Probability Paradox

Question

If a family has two children, and you know that one of them is a boy, what is the probability that the other is a boy? I get two different answers depending on what sample space I use. If I say the sample space is all combinations of the genders, i.e. $\{bg, bb, gg\}$, then the probability is $\frac{1}{2}$; since we know one is a boy, the possible outcomes are $bg$ and $bb$ (oh, also assuming that all combinations are equally likely). However, my textbook describes the sample space as permutations of the genders, listing the eldest one first. In this case, the sample space becomes $\{bg, gb, gg, bb\}$, and the probability of the family having two boys now becomes $\frac{1}{3}$. This is really, really confusing me; could anyone shed any light on which one is correct and why?

Answer 1

No. The combination of $BG$ is twice as likely as $BB.$ So the correct answer should be $\frac{1}{3}.$ If we know one is a boy, that could mean either $BG$ or $GB.$ Order matters here, because a boy is not the same as a girl!!

Answer 2

K. Jiang's answer is correct, but I wanted to add a few more details.

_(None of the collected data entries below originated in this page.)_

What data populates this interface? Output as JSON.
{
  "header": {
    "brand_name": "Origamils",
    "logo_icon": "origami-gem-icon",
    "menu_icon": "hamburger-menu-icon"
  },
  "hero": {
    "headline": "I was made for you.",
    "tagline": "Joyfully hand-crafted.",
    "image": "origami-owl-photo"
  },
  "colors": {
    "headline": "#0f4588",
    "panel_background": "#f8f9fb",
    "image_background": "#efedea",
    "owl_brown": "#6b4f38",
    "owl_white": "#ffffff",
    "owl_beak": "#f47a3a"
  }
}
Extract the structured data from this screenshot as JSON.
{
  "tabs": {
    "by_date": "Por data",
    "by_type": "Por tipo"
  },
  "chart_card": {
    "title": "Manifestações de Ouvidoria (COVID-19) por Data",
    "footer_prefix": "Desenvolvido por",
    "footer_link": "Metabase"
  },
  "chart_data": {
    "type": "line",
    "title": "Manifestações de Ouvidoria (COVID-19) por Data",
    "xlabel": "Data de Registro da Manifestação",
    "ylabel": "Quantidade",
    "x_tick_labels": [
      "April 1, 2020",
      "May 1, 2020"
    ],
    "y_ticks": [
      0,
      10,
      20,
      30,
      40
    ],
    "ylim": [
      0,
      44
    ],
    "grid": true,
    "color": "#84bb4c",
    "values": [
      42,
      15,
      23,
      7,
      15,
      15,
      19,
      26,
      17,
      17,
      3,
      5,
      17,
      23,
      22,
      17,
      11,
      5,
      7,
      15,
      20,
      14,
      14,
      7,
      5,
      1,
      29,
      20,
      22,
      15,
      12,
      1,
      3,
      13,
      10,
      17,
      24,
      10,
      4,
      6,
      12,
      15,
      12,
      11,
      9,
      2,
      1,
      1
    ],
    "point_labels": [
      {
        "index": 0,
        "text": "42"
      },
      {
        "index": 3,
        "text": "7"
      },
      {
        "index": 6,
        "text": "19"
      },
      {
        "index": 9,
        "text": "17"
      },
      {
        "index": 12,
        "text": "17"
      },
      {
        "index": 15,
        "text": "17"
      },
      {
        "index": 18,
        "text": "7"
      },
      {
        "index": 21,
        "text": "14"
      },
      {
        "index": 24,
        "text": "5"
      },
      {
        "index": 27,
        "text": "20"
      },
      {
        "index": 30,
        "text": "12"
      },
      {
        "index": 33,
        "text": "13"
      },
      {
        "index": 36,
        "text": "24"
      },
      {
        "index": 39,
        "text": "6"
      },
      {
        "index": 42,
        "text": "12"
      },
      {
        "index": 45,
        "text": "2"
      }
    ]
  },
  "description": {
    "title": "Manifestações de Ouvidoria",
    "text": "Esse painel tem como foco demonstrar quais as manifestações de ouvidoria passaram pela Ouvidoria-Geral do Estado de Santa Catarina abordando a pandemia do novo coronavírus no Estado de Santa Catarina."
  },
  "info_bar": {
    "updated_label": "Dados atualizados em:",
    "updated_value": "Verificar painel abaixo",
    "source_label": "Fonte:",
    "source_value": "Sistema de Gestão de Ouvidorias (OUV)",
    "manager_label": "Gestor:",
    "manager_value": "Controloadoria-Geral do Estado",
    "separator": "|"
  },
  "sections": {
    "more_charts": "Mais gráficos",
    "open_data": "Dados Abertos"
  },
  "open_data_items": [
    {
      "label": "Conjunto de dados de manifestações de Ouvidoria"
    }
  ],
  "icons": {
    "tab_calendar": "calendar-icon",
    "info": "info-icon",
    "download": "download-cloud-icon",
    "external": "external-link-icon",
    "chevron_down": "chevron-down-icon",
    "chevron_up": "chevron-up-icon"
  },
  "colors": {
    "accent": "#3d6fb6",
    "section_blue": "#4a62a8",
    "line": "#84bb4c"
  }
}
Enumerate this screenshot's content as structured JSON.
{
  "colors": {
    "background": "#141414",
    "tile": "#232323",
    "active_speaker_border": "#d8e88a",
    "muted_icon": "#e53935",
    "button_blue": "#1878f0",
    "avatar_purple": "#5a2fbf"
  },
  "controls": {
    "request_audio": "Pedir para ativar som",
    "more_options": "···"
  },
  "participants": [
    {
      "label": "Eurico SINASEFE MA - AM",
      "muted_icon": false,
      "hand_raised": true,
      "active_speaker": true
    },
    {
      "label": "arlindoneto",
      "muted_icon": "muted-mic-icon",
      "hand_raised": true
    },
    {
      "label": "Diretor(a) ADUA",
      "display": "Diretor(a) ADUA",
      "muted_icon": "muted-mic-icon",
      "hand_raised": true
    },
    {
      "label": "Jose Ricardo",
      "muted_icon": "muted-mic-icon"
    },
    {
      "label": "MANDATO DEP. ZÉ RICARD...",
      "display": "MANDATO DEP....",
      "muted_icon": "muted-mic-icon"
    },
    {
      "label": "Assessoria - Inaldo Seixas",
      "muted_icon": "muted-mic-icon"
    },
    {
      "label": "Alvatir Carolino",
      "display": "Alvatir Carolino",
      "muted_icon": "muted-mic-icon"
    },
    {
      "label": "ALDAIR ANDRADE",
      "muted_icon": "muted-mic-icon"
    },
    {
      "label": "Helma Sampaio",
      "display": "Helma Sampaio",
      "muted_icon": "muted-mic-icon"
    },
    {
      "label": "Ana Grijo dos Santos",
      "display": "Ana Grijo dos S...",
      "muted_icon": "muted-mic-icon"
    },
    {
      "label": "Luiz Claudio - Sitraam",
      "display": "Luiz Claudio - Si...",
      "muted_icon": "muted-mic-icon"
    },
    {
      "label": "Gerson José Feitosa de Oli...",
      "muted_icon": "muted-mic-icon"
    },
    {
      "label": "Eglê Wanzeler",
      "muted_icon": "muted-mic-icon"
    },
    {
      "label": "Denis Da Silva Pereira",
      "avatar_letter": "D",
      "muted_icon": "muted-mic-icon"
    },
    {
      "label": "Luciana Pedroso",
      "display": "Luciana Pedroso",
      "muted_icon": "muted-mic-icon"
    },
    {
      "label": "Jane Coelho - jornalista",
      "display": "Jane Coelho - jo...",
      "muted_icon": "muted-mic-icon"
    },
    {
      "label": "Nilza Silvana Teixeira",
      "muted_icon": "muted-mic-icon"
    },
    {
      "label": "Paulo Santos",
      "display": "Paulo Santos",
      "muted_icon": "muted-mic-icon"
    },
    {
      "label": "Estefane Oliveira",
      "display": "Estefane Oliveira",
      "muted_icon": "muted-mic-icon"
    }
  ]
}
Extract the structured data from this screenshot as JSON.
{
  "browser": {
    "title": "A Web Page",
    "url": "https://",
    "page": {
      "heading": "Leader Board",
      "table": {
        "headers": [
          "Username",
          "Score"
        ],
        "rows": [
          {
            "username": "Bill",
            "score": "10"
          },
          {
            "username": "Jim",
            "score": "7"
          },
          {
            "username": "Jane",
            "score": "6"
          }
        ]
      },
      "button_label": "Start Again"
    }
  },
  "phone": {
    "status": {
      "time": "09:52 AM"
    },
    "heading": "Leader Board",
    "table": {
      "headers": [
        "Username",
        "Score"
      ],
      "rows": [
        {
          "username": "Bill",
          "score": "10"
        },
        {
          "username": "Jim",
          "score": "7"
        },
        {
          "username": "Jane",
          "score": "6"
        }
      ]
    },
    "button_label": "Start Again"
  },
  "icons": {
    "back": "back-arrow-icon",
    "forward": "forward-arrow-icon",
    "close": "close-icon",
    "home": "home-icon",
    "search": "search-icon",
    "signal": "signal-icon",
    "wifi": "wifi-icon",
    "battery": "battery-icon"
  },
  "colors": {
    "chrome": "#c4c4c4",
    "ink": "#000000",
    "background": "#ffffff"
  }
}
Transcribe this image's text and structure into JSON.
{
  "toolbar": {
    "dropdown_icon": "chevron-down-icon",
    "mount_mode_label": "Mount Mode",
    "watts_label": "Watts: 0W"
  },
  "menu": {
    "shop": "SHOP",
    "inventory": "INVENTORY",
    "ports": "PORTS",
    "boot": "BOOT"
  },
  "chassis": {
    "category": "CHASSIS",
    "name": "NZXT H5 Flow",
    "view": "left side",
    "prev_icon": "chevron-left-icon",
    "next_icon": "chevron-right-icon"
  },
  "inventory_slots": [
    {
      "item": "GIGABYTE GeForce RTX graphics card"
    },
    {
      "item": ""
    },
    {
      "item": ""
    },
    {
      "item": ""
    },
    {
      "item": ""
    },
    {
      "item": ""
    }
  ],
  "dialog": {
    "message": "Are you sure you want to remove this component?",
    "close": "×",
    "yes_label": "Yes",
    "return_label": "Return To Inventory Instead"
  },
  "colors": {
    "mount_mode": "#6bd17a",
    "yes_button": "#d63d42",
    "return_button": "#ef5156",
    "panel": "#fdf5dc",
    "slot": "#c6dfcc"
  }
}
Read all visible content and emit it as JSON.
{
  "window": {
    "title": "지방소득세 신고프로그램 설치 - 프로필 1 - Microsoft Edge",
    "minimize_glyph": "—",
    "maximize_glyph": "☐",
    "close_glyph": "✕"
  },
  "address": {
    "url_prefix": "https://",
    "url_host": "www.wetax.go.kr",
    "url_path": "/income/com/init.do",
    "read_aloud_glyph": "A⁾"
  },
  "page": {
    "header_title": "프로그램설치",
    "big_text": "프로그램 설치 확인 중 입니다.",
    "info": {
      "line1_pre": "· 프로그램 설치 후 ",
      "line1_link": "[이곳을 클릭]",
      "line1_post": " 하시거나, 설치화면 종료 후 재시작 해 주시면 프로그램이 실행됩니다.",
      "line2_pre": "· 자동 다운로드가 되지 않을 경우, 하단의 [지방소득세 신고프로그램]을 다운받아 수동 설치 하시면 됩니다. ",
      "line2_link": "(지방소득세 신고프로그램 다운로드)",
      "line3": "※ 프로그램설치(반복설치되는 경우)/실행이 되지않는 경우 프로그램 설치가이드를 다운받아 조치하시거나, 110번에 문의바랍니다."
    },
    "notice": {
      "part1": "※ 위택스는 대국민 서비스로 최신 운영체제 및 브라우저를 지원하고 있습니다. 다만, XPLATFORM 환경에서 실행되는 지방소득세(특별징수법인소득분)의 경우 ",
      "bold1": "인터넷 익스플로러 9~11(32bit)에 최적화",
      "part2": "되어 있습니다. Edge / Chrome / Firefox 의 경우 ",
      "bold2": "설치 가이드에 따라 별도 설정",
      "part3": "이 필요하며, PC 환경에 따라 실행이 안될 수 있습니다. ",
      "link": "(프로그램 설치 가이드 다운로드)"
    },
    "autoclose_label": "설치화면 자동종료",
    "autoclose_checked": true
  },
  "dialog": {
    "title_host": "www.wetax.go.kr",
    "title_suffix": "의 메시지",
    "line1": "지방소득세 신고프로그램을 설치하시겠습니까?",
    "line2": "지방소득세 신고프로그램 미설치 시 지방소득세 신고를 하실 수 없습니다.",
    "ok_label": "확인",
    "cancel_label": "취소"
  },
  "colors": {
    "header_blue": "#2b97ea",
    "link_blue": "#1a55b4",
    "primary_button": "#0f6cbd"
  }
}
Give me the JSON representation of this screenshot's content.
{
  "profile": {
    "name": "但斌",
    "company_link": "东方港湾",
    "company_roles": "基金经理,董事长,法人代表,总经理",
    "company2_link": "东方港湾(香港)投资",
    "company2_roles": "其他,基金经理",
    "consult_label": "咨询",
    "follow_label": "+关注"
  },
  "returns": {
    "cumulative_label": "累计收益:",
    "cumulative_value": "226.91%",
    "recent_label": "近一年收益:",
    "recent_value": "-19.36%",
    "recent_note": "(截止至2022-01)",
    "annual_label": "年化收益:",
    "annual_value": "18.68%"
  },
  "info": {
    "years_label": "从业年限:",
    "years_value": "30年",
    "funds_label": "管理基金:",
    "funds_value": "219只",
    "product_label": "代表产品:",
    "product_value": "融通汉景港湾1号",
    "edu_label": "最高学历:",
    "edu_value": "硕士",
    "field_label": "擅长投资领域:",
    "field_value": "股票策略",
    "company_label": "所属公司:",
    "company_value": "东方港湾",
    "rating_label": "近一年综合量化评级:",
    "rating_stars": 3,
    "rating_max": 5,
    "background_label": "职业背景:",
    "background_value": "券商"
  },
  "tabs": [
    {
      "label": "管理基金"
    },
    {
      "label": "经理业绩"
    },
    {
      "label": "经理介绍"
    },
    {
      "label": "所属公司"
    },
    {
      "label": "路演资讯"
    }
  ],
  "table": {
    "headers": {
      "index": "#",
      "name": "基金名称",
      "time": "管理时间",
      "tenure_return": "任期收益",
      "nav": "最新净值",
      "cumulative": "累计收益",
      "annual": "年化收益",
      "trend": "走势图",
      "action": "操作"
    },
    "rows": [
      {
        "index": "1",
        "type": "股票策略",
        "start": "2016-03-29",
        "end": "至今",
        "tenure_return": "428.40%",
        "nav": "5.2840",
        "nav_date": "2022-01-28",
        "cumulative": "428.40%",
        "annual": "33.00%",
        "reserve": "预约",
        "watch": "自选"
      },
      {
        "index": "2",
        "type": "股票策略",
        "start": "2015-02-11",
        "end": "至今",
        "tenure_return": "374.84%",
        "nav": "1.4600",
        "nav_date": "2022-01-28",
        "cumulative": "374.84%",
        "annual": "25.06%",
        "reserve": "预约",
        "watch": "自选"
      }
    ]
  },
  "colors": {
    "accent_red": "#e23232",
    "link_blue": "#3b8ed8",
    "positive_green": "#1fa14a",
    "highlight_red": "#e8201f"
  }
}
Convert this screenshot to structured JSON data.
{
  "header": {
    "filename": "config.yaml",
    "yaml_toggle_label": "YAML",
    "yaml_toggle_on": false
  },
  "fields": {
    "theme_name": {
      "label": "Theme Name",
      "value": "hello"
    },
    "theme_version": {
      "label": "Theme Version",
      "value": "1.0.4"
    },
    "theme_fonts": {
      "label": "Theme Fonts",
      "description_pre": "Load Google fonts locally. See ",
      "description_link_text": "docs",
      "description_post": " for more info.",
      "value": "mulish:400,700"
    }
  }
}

$\{bg,bb,gg\}$ is a fine sample space of unordered pairs, but the problem is the probability isn't uniformly distributed, or in other words, some of the events have higher probabilities than others(specifically bg is more likely than bb or gg). When we use the formula $Pr(E)=\frac{\text{# of outcomes in E}}{\text{total # of outcomes}}$ there is a caveat, namely that the outcomes are all equally likely. Since that isn't the case in our sample space, we would have to use a different method.

An easy way to get around this is to use a uniformly distributed probability space, such as $\{bg,gb,bb,gg\}$ where the elements are ordered pairs, since each event is equally likely. Then we can use our formula to find the probability.